By the time the band were launching into highlights from their back catalogue, some more reworked than others, the symphony of sound was breathtaking. It was hard to pinpoint where each sound was coming from or to pull individual elements from the framework with a relieving focus on the subtle flourishes not lost in this extravagant environment. You ended up staring across the stage trying to pick out the elements you were hearing, but only succeeding on the obvious. The trumpeter who seemed to almost be talking into his trumpet whilst dancing wildly, much to the chagrin of his fellow trumpeter next to him. What sound was he actually making? Martin Gretschmann often using Nintendo Wii controllers to whose movements were mostly impossible to tie up with the sounds around them. Perhaps he had a tiny TV and was playing Wii Tennis, I just don't know.
Certain songs faired better than others in the context, Gloomy Planets was easily the highlight as its reworking supersedes the original showing the song in a whole new light. The lo-fi textures from the album replaced with a orchestral tweaks that are so much softer on the songs delicate melody. Boneless was a great moment flexing the various elements of the orchestra as it progresses with its chorus breaking your heart as the woodwinds belt out the melody. As perhaps expected, the ferocity of This Room doesn't fare as well, as the intense reverb on the drumkit muddies the sound taking focus away from the menacing bass line, no matter how many musicians are playing it. Thankfully though, the misses are far outweighed by the hits.
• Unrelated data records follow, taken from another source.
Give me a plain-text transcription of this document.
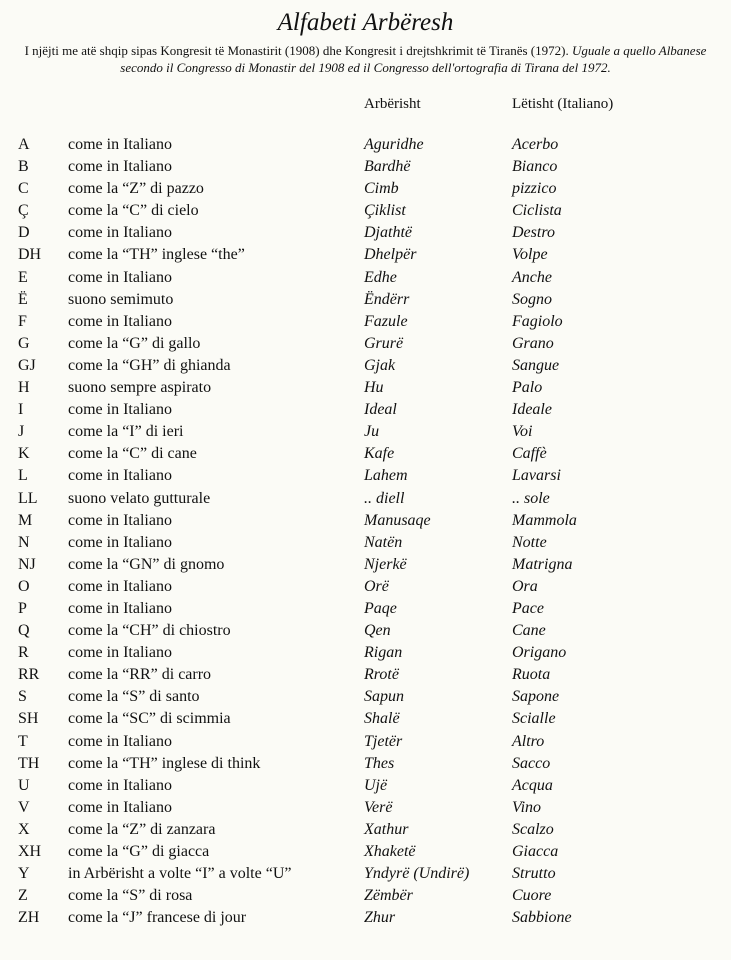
Alfabeti Arbëresh
I njëjti me atë shqip sipas Kongresit të Monastirit (1908) dhe Kongresit i drejtshkrimit të Tiranës (1972). Uguale a quello Albanese secondo il Congresso di Monastir del 1908 ed il Congresso dell'ortografia di Tirana del 1972.
Arbërisht	Lëtisht (Italiano)
A come in Italiano	Aguridhe	Acerbo
B come in Italiano	Bardhë	Bianco
C come la “Z” di pazzo	Cimb	pizzico
Ç come la “C” di cielo	Çiklist	Ciclista
D come in Italiano	Djathtë	Destro
DH come la “TH” inglese “the”	Dhelpër	Volpe
E	come in Italiano	Edhe	Anche
Ë	suono semimuto	Ëndërr	Sogno
F	come in Italiano	Fazule	Fagiolo
G come la “G” di gallo	Grurë	Grano
GJ come la “GH” di ghianda	Gjak	Sangue
H suono sempre aspirato	Hu	Palo
I	come in Italiano	Ideal	Ideale
J	come la “I” di ieri	Ju	Voi
K come la “C” di cane	Kafe	Caffè
L	come in Italiano	Lahem	Lavarsi
LL suono velato gutturale	.. diell	.. sole
M come in Italiano	Manusaqe	Mammola
N come in Italiano	Natën	Notte
NJ come la “GN” di gnomo	Njerkë	Matrigna
O come in Italiano	Orë	Ora
P	come in Italiano	Paqe	Pace
Q come la “CH” di chiostro	Qen	Cane
R come in Italiano	Rigan	Origano
RR come la “RR” di carro	Rrotë	Ruota
S	come la “S” di santo	Sapun	Sapone
SH come la “SC” di scimmia	Shalë	Scialle
T	come in Italiano	Tjetër	Altro
TH come la “TH” inglese di think	Thes	Sacco
U come in Italiano	Ujë	Acqua
V come in Italiano	Verë	Vino
X come la “Z” di zanzara	Xathur	Scalzo
XH come la “G” di giacca	Xhaketë	Giacca
Y in Arbërisht a volte “I” a volte “U”	Yndyrë (Undirë)	Strutto
Z	come la “S” di rosa	Zëmbër	Cuore
ZH come la “J” francese di jour	Zhur	Sabbione
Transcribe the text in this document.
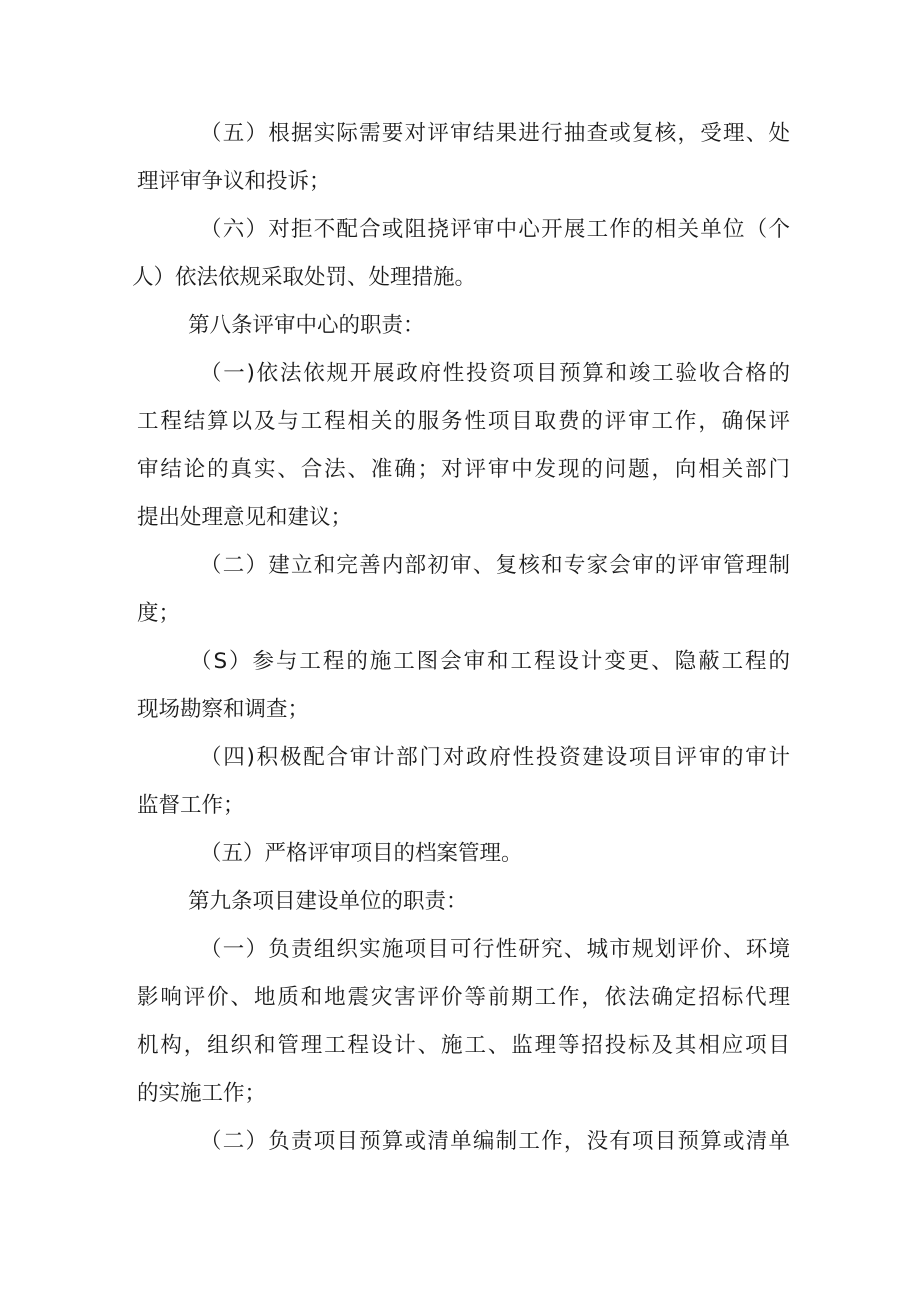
（五）根据实际需要对评审结果进行抽查或复核，受理、处
理评审争议和投诉；
（六）对拒不配合或阻挠评审中心开展工作的相关单位（个
人）依法依规采取处罚、处理措施。
第八条评审中心的职责：
（一)依法依规开展政府性投资项目预算和竣工验收合格的
工程结算以及与工程相关的服务性项目取费的评审工作，确保评
审结论的真实、合法、准确；对评审中发现的问题，向相关部门
提出处理意见和建议；
（二）建立和完善内部初审、复核和专家会审的评审管理制
度；
（S）参与工程的施工图会审和工程设计变更、隐蔽工程的
现场勘察和调查；
（四)积极配合审计部门对政府性投资建设项目评审的审计
监督工作；
（五）严格评审项目的档案管理。
第九条项目建设单位的职责：
（一）负责组织实施项目可行性研究、城市规划评价、环境
影响评价、地质和地震灾害评价等前期工作，依法确定招标代理
机构，组织和管理工程设计、施工、监理等招投标及其相应项目
的实施工作；
（二）负责项目预算或清单编制工作，没有项目预算或清单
The Andromeda Mega Express Orchestra get the opportunity to play a few of their own songs also, with just a lone Andi Haberl from The Notwist remaining on stage. The handful of tunes selected show the huge variation in style that AMEO have and their adept ability to jump from genre to genre. In fact, it's the refreshment in this huge variation that shows up some of the melodic limitations of The Notwist, particularly in the guitar and vocal melodies of Markus Acher. These easily identifiable elements become especially apparent with a set that spans over two hours with two encores to boot.
The criticisms are minor though, on the whole the evening is a resounding success with each finish receiving a standing ovation from the crowd who know they witnessed something special. The Notwist don't have the popularity behind them to take an orchestra on the road wherever they go, but in this incarnation, much as with 13 & God, they show themselves to be masters of collaboration.